Zagubione wśród lasów
Dowbysz obwodu żytomierskiego leży 38 km od centrum rejonowego Baranówka, 17 km od stacji kolejowej Kurne. Jest siedzibą Rady Wiejskiej. Podporządkowane są mu takie wsie jak Lisowa Polana, Natalia, Adamówka, Lubarska Huta, Osyczne. Ludność Dowbysza i wsi okolicznych liczy blisko 5 tys. mieszkańców.
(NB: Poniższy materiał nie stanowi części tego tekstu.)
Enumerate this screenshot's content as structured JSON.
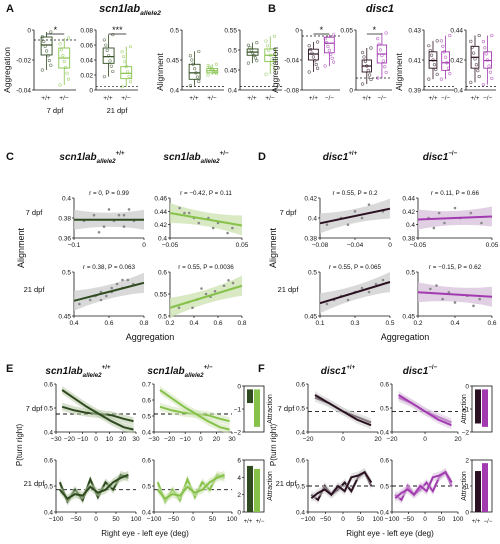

W 1925 roku Dowbysz stał się miejscem eksperementu: z okolicznych polskich wsi utworzono pierwszy w ZRSR polski rejon narodowościowy imienia Juliana Marchlewskiego. Ten ostatni, gorliwy bolszewik, był kierownikiem Moskiewskiego Uniwersytetu Narodów Zachodu. Po śmierci J. Marchlewskiego w 1926 roku nazwę Dowbysz zmieniono na Marchlewsk. Marchlewszczyzna miała stać wzorowym rejonem autonomicznym. Bolszewicy pragnęli pokazać swemu zachodniemu sąsiadowi — Polsce, że Polacy jako nacja także podporządkują się «władzy robotników i chłopów». Pomiędzy radami wiejskimi 30 było polskich, dwie ukraińskie i jedna niemiecka. Marchlewsk stał się symbolem polskości regionu, i nawet po powrocie historycznej nazwy «Dowbysz» między ludźmi starszymi używana jest nazwa Marchlewsk. Miejscowa polskojęzyczna gazeta «Marchlewszczyzna Radziecka» ukazywała się w nakładzie 25 tys. egzemplarzy. Przed początkiem prześladowań komunistycznych w rejonie działały trzy kościoły, dwie kaplice, cztery parochy (ewangelickie), zarejestrowano 15 rzymskokatolickich parafii. Dlatego Polacy Marchlewszczyzny zaznali w pierwszym rzędzie ciosów represji. W 1935 roku polski rejon został zlikwidowany. W 1957 roku dołączono go do rejonu baranowskiego.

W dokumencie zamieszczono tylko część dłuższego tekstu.